Encore des arrestations dans les rangs des activistes du Togoland occidental

Publié le samedi 24 octobre 2020, par Gabinho

Les séparatistes du Togoland n’ont pas la tâche facile au Ghana voisin. Après des libérations années, de nouvelles arrestations sont rendues publiques.

D’après nos confrères de Icilome, « l’État ghanéen avait retiré les accusations portées contre 60 personnes arrêtées à la suite de violences dans la région de la Volta attribuées aux séparatistes du Togoland occidental, mais ils sont ramenés en prison quelques jours plus tard. Les accusés, qui seraient membres de la Homeland Study Group Foundation (HSGF), ont été arrêtés en septembre 2020 pour avoir bloqué des routes, attaqué des postes de police et la société STC à Ho.

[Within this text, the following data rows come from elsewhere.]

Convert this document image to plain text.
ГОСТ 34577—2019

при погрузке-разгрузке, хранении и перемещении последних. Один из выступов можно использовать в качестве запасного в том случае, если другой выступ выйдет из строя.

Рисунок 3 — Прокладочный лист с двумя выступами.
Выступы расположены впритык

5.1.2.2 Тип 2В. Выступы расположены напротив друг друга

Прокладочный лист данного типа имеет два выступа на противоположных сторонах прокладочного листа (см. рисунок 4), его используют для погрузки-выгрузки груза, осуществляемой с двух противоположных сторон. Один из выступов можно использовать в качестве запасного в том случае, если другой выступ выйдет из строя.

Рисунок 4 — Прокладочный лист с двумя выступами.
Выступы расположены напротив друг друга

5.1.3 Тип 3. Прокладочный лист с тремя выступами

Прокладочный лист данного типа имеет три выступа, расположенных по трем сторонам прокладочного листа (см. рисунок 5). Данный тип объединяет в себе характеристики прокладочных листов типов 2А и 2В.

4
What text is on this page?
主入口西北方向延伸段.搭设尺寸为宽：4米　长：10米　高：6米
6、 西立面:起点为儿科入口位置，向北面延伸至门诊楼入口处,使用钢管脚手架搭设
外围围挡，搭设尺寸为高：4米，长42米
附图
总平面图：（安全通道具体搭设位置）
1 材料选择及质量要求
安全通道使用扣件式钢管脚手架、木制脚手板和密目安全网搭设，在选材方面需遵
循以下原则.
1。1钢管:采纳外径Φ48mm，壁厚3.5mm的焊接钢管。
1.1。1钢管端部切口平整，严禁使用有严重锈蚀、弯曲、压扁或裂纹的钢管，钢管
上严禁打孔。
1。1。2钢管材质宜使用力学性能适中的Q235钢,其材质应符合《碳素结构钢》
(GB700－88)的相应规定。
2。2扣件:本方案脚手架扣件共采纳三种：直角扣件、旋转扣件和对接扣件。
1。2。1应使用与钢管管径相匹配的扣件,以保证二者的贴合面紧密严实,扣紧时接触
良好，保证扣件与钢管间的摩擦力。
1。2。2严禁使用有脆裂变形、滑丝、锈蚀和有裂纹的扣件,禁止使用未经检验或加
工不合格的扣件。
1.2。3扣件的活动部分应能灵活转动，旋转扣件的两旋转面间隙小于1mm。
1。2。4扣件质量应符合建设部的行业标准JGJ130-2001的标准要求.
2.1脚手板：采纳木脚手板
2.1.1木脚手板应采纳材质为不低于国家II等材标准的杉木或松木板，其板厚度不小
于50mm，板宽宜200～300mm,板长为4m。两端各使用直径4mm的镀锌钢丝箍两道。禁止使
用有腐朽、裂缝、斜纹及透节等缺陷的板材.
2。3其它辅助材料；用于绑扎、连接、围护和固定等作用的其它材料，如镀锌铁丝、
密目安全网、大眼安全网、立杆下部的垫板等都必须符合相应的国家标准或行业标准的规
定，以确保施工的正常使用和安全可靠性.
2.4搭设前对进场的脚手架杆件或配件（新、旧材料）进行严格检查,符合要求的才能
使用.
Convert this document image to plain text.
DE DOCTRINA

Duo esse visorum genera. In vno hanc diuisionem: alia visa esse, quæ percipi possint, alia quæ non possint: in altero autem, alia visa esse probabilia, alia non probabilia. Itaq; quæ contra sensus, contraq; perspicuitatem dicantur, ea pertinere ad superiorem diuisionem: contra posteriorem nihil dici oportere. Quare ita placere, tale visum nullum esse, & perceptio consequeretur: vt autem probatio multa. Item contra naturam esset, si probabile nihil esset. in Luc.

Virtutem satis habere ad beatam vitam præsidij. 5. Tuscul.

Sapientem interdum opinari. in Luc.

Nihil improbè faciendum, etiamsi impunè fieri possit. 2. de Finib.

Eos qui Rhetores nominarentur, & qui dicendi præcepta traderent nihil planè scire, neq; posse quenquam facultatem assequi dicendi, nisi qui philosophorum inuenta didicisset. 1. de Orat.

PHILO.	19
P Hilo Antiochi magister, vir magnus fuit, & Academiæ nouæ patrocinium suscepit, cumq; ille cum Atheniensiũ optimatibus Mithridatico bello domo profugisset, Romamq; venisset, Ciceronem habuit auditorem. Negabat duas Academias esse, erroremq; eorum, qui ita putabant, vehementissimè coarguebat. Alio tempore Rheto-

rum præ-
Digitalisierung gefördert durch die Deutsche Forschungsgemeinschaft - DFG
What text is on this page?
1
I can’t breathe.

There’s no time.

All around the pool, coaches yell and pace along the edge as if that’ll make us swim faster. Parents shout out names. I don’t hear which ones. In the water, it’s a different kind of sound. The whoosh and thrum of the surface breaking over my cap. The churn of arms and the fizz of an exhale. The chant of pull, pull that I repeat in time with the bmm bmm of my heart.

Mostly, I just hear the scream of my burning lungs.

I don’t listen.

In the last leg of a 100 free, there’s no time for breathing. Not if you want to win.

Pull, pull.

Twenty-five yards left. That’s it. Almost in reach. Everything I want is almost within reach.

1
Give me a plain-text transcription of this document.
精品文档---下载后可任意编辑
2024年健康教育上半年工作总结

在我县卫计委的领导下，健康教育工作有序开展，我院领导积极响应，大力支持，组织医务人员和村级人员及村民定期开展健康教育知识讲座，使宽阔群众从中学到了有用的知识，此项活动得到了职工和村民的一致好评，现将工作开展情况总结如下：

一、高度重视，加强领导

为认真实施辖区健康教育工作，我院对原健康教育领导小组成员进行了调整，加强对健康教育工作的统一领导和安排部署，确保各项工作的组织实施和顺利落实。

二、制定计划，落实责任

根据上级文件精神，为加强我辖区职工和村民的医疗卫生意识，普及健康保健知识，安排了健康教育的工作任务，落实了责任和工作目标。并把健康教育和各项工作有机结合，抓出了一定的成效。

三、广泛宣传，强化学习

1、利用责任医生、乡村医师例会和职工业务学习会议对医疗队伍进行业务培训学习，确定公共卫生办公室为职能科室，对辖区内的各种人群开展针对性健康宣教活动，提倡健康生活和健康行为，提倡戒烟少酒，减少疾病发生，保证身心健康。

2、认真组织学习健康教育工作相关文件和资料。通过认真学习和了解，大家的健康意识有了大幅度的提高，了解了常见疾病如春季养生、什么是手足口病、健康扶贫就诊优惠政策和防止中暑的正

Ils ont, entre-temps, été libérés par un tribunal de circuit d’Accra le mercredi 21 octobre 2020, selon les informations relayées ».

Et selon le porte-parole du groupe HSGF, George Nyakpo, qui se confiait toujours à nos confrères de Icilome, ces personnes sont de nouveau arrêtées avec 15 autres parmi leurs partisans.

Ces personnes considérés jusqu’à preuve du contraire comme des suspects sont convoqués pour comparaître de nouveau devant le tribunal le vendredi 27 novembre 2020. Ceci, bien que la Homeland Study Group Foundation avait pourtant nié catégoriquement toute implication dans ces violents incidents.

Aussi, indique-t-on que le chef du groupe, Charles Kudzordzi, plus connu sous le nom de Papavi, avait préalablement informé de ce que son groupe ait fait la demande pour un dialogue avec le gouvernement Ghanéen.